This is a trailer for a book that is worth your time and money. Much of the discussion of Brexit is about economics, but a large section of the vote to leave was about immigration. What some people were voting for was the forcible expulsion of foreigners. They didn't phrase it that way. They used euphemisms like 'ending freedom of movement,' but they meant something a little more savage. The referendum has led to increased incidents of hate crimes, as this chilling Panorama programme shows. This and the book tell us about the human cost of playing politics with people, people who didn't even have the right to vote on their fate.
Racism was harnessed by the leave campaign to win it.

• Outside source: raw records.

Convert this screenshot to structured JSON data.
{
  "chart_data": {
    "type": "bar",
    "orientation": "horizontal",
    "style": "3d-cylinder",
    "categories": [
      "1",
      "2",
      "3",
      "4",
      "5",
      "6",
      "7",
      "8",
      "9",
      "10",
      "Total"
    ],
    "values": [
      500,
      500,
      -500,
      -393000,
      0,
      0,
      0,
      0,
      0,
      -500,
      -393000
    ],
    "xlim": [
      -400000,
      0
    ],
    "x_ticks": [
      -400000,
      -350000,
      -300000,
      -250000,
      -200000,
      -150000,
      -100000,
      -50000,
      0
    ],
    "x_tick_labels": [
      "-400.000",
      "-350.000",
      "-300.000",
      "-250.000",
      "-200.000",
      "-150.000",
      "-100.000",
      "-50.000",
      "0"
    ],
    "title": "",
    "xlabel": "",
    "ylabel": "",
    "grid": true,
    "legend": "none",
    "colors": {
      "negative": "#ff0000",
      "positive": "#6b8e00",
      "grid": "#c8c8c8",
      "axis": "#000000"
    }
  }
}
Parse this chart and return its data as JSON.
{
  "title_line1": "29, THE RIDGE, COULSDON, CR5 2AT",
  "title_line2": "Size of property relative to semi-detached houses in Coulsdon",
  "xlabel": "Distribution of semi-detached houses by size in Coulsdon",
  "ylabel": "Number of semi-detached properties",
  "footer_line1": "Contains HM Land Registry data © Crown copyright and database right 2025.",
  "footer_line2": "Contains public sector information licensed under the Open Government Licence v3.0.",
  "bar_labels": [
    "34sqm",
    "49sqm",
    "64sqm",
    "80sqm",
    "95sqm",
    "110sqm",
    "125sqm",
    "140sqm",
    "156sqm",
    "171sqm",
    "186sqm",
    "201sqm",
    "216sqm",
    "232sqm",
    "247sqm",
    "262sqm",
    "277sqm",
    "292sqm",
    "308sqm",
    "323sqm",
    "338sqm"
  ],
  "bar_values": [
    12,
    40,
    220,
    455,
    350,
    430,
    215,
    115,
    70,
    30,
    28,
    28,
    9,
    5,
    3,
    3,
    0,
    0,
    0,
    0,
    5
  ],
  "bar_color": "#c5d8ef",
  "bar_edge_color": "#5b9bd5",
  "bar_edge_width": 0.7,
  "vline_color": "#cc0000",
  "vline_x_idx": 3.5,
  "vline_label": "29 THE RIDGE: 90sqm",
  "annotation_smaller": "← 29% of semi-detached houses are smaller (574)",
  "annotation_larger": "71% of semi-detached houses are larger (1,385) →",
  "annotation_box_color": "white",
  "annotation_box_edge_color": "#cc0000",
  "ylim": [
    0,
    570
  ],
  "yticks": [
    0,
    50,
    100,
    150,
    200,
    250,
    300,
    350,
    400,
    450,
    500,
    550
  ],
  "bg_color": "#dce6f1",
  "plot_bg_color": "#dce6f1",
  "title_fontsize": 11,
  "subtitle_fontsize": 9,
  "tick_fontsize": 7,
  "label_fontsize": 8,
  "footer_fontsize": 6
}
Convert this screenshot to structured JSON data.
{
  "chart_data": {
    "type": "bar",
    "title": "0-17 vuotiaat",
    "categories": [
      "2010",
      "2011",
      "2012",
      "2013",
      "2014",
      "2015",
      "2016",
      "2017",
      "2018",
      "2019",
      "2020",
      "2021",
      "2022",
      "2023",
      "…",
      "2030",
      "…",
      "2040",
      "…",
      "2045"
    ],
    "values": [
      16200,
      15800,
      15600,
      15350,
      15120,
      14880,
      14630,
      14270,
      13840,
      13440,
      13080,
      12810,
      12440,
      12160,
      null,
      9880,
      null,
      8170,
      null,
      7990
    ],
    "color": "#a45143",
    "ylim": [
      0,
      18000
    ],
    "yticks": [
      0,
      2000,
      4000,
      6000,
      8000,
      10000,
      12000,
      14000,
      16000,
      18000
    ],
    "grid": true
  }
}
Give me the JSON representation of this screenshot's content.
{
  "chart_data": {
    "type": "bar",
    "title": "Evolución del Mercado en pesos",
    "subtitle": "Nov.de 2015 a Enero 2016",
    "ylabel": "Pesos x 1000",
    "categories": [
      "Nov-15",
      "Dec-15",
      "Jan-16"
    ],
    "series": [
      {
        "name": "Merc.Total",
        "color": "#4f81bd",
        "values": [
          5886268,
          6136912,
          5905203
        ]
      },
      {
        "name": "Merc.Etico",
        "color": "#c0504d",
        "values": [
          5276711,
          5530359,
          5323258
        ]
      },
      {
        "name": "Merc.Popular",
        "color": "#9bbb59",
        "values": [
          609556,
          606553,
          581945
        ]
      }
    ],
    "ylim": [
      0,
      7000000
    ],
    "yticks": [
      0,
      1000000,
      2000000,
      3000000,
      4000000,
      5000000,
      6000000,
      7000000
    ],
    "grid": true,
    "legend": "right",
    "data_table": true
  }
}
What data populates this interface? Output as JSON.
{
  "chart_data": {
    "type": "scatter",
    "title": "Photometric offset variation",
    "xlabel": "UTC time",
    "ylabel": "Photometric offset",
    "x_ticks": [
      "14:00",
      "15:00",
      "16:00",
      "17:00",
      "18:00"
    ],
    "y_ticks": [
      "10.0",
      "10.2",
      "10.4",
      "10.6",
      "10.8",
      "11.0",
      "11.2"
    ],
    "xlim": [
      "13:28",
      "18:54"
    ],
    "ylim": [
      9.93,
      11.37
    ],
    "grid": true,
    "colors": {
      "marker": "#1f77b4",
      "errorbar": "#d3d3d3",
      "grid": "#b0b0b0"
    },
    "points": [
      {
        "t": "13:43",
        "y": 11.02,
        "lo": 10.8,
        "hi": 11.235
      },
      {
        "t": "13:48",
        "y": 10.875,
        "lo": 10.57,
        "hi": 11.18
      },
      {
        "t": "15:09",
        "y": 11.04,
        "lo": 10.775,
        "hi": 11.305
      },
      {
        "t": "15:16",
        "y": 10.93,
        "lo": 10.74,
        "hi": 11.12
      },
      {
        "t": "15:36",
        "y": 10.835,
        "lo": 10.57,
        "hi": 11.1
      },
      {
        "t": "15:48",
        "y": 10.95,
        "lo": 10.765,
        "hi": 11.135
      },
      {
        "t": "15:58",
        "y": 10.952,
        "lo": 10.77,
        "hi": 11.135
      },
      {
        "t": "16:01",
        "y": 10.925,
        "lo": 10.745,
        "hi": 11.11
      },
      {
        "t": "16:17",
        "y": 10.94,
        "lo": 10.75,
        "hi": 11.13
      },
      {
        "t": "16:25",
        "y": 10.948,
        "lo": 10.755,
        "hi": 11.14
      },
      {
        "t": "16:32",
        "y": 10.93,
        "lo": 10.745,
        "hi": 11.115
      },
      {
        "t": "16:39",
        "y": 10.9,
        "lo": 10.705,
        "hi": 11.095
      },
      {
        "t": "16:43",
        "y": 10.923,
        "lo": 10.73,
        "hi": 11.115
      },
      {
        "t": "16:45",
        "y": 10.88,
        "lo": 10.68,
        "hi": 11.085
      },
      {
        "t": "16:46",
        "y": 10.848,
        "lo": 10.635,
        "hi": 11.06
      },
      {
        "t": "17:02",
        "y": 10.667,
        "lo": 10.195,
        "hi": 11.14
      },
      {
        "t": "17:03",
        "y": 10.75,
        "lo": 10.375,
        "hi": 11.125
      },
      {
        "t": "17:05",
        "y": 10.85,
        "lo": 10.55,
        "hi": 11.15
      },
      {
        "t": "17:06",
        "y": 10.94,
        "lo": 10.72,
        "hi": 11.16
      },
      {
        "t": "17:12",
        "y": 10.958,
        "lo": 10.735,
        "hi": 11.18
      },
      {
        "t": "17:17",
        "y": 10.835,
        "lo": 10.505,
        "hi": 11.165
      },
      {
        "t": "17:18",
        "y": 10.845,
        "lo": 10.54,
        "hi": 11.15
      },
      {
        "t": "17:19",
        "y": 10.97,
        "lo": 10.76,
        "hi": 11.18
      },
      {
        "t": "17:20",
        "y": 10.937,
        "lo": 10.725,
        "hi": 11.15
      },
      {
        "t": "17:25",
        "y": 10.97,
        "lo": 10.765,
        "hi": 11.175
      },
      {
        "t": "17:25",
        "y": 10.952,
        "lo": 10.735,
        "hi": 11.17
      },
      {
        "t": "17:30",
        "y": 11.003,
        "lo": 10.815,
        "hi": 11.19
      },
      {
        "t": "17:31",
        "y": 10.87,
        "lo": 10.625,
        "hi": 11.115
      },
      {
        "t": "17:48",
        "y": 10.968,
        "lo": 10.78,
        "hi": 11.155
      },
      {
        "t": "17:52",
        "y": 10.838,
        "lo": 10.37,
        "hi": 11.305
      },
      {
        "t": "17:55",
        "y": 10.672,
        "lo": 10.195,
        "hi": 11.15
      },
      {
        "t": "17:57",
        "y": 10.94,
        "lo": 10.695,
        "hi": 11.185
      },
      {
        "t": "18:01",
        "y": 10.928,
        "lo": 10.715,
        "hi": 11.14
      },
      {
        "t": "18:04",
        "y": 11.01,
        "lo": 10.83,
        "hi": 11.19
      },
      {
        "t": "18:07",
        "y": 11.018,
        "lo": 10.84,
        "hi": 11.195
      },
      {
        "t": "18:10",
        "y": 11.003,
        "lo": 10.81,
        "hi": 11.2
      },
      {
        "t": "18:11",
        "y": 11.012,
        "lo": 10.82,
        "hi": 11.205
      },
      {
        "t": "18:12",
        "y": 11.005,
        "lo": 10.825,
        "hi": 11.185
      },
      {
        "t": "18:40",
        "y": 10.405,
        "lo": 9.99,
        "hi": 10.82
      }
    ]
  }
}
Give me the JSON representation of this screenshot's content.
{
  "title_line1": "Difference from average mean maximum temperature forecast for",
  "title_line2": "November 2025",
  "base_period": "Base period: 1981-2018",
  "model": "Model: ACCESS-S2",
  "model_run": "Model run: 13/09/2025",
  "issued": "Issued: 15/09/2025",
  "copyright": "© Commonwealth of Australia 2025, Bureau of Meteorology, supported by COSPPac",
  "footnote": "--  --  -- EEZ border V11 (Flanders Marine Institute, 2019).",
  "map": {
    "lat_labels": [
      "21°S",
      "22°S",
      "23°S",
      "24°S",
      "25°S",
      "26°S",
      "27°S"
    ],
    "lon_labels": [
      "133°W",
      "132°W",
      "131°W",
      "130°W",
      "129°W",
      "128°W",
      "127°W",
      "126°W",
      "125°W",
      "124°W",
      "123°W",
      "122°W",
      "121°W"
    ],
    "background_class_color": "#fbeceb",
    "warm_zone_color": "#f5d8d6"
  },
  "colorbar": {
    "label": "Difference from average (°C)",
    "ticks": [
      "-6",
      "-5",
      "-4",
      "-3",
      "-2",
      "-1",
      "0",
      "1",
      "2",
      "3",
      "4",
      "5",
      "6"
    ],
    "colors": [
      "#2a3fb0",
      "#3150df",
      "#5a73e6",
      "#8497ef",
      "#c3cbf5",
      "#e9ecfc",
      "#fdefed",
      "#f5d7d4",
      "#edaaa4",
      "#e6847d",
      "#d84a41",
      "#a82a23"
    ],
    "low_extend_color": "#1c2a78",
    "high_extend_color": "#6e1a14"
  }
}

This is not to say all leave voters are racist, far from it, but enough were to swing the result. Nor did Brexit create xenophobia. However, this accursed referendum has acted as a legitimating tool and has ended inhibitions against the expression of hate. Something good about the country has died.
Nationalism and racism are potent forces for mobilising the worst in society. They are a curse that has killed millions through war and genocide. The EU was a response, and a clever one. It didn't try and create the European super state of myth. It didn't try and abolish the nation state. Instead of utopianism, it gradually softened borders. It did that through integrating trade in a single market and through ensuring that every EU citizen became, in effect, a dual national. We are citizens of both our own country and the EU. It was practical too. Driving licences, pet passports, mobile phones, reciprocal health care, and others became Europe-wide, making life easier. Freedom of movement is part of that softening. It is a heavily circumscribed right. Any stay over three months is subject to stringent conditions (not that the UK enforced them). But it opened up opportunities to live and work in different EU states, without onerous bureaucratic restrictions.
Nationalists, and that means most Eurosceptic politicians in the UK, resented this and wanted to firm up borders again. They used the worst of populist rhetoric, spread lies, and dropped dark hints. It was playing with fire, but they preferred winning their game to the risk of being burnt. They thought they were safe anyway, the flames would only consume others. Their behaviour was contemptible. They encouraged dark forces to emerge from the corners to where they had been confined. They wanted their right-wing fantasy at all costs, costs that were born by the people in this book and documentary. I look at Brexit and sometimes wonder, what have we become?